Rachida Dati est notre nouveau garde des Sceaux. Une magistrate, qui a exercé trois ans, si je ne m'abuse, dont un au parquet économique et financier d'Evry. Bien. Elle a vécu de l'intérieur le fonctionnement de la justice, notamment pénale. C'est une expérience précieuse. Et en plus, elle est beaucoup plus agréable à regarder que l'ancien Garde des Sceaux (Ce doit être parce qu'ils n'ont pas le même coiffeur). Enfin, elle n'a jamais été députée, donc elle ne devrait donc pas avoir en réserve SA loi qu'elle veut faire passer toutes affaires cessantes pour avoir une loi Dati au J.O. Enfin, avoir un garde des sceaux qui s'appelle Rachida, fille d'un marocain et d'une algérienne, ça a de la gueule. N'oubliez pas la justice administrative, Madame Dati, elle est importante.
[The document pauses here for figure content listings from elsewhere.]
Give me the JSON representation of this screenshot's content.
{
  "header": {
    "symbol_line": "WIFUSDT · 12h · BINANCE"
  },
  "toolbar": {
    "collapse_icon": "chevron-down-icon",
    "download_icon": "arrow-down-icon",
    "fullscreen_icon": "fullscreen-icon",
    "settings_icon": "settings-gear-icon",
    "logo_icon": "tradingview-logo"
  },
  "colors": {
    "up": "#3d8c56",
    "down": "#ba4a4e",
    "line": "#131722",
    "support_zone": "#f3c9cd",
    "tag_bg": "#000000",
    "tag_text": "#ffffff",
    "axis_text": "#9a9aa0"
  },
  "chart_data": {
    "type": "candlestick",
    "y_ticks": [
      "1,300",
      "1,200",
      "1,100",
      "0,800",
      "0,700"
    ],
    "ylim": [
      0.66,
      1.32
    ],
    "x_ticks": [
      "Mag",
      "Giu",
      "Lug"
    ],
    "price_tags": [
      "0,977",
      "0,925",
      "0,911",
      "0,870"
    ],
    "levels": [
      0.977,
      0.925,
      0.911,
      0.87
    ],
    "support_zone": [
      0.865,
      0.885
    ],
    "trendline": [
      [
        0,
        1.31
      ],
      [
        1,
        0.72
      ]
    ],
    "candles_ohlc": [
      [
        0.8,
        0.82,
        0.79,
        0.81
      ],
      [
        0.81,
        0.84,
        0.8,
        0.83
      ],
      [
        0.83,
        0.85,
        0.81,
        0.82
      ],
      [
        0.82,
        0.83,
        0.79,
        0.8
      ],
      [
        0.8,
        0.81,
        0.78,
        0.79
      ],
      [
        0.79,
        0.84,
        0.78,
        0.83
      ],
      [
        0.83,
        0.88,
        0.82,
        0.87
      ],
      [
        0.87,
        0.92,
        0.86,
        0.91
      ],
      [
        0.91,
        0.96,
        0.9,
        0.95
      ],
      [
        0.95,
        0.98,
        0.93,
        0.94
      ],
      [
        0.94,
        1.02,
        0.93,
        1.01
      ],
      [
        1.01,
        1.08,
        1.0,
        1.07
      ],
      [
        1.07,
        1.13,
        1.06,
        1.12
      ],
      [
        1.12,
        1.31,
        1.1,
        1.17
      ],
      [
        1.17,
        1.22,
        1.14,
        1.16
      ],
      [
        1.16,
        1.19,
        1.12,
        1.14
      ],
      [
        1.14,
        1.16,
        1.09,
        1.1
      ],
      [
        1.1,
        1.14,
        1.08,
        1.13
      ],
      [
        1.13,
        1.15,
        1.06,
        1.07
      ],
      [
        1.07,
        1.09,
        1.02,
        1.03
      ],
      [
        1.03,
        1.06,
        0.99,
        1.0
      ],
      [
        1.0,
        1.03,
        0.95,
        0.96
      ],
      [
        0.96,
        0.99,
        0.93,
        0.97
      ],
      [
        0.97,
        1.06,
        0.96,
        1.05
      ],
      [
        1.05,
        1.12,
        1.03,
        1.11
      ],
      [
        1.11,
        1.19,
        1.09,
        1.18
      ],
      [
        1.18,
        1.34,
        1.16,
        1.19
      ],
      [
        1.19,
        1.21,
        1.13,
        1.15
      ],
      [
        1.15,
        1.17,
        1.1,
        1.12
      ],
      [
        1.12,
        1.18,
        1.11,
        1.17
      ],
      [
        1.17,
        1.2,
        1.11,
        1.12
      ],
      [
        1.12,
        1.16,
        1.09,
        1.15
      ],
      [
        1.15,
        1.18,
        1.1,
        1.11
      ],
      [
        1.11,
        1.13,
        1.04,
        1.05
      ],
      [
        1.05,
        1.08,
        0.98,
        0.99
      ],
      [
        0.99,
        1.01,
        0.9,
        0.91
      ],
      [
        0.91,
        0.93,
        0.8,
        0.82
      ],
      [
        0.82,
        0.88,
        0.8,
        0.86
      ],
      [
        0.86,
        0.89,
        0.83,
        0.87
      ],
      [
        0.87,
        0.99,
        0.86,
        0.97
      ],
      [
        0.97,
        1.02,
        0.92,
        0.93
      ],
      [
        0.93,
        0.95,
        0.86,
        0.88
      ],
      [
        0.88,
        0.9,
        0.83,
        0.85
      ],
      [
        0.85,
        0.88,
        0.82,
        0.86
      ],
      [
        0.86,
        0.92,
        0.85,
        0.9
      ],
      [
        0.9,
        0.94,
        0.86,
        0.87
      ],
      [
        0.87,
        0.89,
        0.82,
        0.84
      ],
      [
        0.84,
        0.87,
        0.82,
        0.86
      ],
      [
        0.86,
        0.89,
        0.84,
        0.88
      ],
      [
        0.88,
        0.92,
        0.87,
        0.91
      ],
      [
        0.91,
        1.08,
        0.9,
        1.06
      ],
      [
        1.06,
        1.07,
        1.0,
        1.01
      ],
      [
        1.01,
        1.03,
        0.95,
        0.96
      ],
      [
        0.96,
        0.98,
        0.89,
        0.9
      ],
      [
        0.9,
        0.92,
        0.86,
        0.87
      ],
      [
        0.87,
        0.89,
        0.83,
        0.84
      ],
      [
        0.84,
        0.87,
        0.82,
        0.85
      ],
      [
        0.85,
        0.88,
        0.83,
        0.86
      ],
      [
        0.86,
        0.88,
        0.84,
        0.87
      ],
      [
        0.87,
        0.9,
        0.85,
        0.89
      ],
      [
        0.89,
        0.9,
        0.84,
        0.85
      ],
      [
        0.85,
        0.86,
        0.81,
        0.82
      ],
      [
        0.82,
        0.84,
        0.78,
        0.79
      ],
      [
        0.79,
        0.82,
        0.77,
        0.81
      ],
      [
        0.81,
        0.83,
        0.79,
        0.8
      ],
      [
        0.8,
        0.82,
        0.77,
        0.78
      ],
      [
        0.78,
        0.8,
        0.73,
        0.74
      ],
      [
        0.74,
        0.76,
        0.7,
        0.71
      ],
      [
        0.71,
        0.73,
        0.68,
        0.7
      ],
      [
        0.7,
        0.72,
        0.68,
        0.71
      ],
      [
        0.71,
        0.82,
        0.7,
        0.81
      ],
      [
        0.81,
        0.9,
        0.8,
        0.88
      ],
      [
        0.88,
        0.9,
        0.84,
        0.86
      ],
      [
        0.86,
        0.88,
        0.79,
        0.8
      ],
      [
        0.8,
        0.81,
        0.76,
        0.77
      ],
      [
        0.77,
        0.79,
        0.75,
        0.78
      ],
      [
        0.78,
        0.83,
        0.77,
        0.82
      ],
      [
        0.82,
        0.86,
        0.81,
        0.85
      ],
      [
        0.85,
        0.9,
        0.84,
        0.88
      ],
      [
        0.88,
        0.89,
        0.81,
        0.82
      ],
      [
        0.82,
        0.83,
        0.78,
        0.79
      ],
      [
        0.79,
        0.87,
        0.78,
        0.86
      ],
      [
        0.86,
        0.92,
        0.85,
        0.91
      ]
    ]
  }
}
Bernard Kouchner ministre des affaires étrangères. Lui qui animait la grève de la fac de médecine de Paris en mai 1968, le voilà dans le gouvernement de celui qui veut tourner la page. Après le translucide Douste Blazy, ça va faire un choc. J'espère que ça tiendra. Bernard Kouchner a une forte personnalité, qui risque d'irriter le président de la République, il va devoir cohabiter avec le nouveau Conseil National de Sécurité, et le Quai d'Orsay n'est pas réputé pour s'adapter aisément à des changements de personnalité. Je lui souhaite bon courage, parce que si son tandem avec Jean-David Levitte marche, la France pourrait bien avoir une diplomatie diablement efficace.

Eric Besson secrétaire d'Etat à la prospective et évaluation des politiques publiques. Cela veut dire qu'il va compter ses trente deniers, je suppose, et reste affecté au chiffrage. Spectaculaire trajectoire de l'auteur de "l'inquiétant Monsieur Sarkozy". Je ne luis prédis pas un long avenir au gouvernement, quels que soient ses qualités professionnelles. En politique, on aime les Timarque mais pas les Alcibiade.

Bernard Kouchner est le doyen du gouvernement à 67 ans, la cadette est Valérie Pécresse, qui fêtera ses 40 ans le 14 juillet prochain.

Reste à voir quels ministres survivront au remaniement de juin prochain, le gouvernement en place présentant traditionnellement sa démission après l'élection d'une nouvelle assemblée nationale.